As our car insurance came up for renewal I finally managed to a bit of price comparison online, and secure a better deal (winning, I know). I called up my existing insurer, who I won’t name and shame, and we ran few a few details to cancel my policy. It’d expire in ten days, and wouldn’t be renewed, to be superseded by the oh so much cheaper new provider.
“Is everything on your policy still accurate?” They asked. Explaining it was still highly important for the remaining ten days cover I obliged and pointed out my job was still listed as project manager. I’m no longer a project manager, I explained; I’m at home with the kids. (The irony staring me in the face that I am still basically a project manager).
“Just a stay at home mum then, I’ll tick that box”.
Sorry? What the hell? Is there a car insurance demographic now for Just-stay-at-home-Mums? Nice one, thanks for that.
I’m not going to lie, I was less than impressed with the customer service from the Just-an-insurance-telephone-operator (low blow, I know…but come on, deserved?).
It gets better.
“Okay I’ve amended your policy for the remaining ten days. There will however be an additional payment of £2.80 as that modification alters your insurance cost.”
Wow. So just-stay-at-home-mums are worse drivers too now? And, to add insult to injury that I’ve just told you we are now a one income family, you are going to rinse me for £2.80. For ten sodding days of insurance. Same car, same address, same person…just three days less of commuting to work, in exchange for the odd run to soft play.
And if I had changed my policy at the start of the 365 day period, would you have charged me an extra £102.20? For what reason exactly?
Angry didn’t even cut it.
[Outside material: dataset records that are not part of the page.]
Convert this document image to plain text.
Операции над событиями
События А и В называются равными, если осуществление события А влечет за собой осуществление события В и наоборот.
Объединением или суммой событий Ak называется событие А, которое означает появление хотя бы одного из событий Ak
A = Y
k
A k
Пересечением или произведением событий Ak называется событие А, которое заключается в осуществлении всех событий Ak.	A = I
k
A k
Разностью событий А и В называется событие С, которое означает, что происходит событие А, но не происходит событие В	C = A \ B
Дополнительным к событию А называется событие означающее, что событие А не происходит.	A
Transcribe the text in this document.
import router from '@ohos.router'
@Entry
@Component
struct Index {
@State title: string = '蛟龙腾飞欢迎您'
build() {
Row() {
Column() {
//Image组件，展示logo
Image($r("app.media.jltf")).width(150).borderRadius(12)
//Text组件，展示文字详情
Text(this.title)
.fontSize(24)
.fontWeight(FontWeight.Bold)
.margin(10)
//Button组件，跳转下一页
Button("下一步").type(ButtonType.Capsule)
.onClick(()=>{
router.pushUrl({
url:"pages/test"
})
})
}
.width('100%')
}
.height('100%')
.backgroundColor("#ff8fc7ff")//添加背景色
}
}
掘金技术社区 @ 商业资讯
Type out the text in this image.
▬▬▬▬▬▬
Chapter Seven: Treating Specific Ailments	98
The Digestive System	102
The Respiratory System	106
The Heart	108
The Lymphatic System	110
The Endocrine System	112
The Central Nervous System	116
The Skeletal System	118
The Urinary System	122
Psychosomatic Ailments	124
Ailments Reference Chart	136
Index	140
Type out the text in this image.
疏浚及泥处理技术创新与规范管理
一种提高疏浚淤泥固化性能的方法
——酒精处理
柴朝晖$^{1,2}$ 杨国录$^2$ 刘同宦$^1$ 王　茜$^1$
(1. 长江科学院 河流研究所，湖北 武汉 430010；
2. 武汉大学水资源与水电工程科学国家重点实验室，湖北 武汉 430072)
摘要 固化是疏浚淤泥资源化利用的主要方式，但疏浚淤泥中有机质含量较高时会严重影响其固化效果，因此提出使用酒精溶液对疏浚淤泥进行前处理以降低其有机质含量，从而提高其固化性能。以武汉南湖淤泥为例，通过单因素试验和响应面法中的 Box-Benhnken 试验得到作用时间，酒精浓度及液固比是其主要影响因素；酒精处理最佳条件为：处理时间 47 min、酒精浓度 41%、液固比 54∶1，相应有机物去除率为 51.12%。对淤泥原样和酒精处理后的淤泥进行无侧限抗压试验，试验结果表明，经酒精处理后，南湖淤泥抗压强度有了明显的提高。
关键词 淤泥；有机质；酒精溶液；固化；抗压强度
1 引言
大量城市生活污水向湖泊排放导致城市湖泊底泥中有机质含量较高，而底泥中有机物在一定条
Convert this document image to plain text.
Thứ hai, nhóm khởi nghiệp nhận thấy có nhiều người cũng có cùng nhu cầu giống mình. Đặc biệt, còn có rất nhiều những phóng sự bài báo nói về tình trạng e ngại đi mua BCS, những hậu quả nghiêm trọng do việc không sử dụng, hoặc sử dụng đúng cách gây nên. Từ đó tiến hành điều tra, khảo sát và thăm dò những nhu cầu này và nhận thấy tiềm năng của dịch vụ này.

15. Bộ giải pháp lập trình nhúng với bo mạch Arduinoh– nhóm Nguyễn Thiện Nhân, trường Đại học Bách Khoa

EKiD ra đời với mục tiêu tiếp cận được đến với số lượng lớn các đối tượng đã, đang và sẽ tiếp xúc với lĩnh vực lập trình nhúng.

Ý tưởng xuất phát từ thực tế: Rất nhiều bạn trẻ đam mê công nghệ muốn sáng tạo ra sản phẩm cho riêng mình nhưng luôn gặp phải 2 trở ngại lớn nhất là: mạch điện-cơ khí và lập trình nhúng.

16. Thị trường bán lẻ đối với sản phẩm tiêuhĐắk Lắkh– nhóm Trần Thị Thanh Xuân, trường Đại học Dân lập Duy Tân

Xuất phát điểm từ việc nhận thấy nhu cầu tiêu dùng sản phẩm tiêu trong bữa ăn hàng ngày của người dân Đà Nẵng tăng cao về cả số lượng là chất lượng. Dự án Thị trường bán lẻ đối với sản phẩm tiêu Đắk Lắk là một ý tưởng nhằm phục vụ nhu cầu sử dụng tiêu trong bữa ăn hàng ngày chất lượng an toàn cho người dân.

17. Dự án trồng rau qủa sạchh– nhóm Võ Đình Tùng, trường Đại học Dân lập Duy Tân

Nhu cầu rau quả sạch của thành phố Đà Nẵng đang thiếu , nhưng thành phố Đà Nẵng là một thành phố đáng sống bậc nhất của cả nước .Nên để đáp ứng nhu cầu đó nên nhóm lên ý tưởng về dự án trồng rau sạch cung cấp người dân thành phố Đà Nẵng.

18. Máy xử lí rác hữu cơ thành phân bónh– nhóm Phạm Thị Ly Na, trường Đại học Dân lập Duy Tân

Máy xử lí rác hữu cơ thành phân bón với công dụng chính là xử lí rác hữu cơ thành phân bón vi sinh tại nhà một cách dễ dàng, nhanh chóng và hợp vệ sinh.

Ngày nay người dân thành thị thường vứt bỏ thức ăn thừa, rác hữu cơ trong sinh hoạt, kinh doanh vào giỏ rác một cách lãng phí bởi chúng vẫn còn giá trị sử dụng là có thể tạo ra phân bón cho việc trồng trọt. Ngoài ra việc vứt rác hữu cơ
But no amount of ranting convinced the operator to waiver the £2.80 fee, which probably cost more in her time and the phone call than the actual value of the payment. Just a joke.
And so, there it was; one more blow to just-a-stay-at-home-Mum. I think it’s time someone gave us a break, stopped treating us like inferior versions of our old self, and appreciate that we are the same person we always were.
For some it’s a choice, for some it’s a necessity, and for some it’s the way it happened to all pan out. There’s no’ just’ about it. It’s the hardest job I’ve ever done, and it’s challenging in ways I never really appreciated.
I have total respect for parents that work full time, part time, or not at all. I’ve always believed there is no ‘easier option’ they are all god damn hard in different ways. It’s just a case of working out what works best for your family and your situation, and going with it. It saddens me that not everyone can have this attitude and gets hung up about what is better, worse or any other form of shaming.
A friend and I were at a toddler group (standard) some weeks back and when someone asked us what we do, she answered “we’re just stay at home Mums”. I couldn’t help but cut in and correct her – we aren’t just stay at home Mums, we are both educated women with respectable careers under our belt, but we are taking time out to raise our children and save money on astronomical childcare costs while they are little. ‘Just’ a social worker and a scientist, who happen to be frequenting church halls for £2 for a while.
Defensive? Maybe. But sometimes I need to remind myself of that too, as we continue to feel downtrodden by society, sometimes ourselves, and sometimes car insurers.
I am many things, but I will never be ‘just’ a stay at home Mum.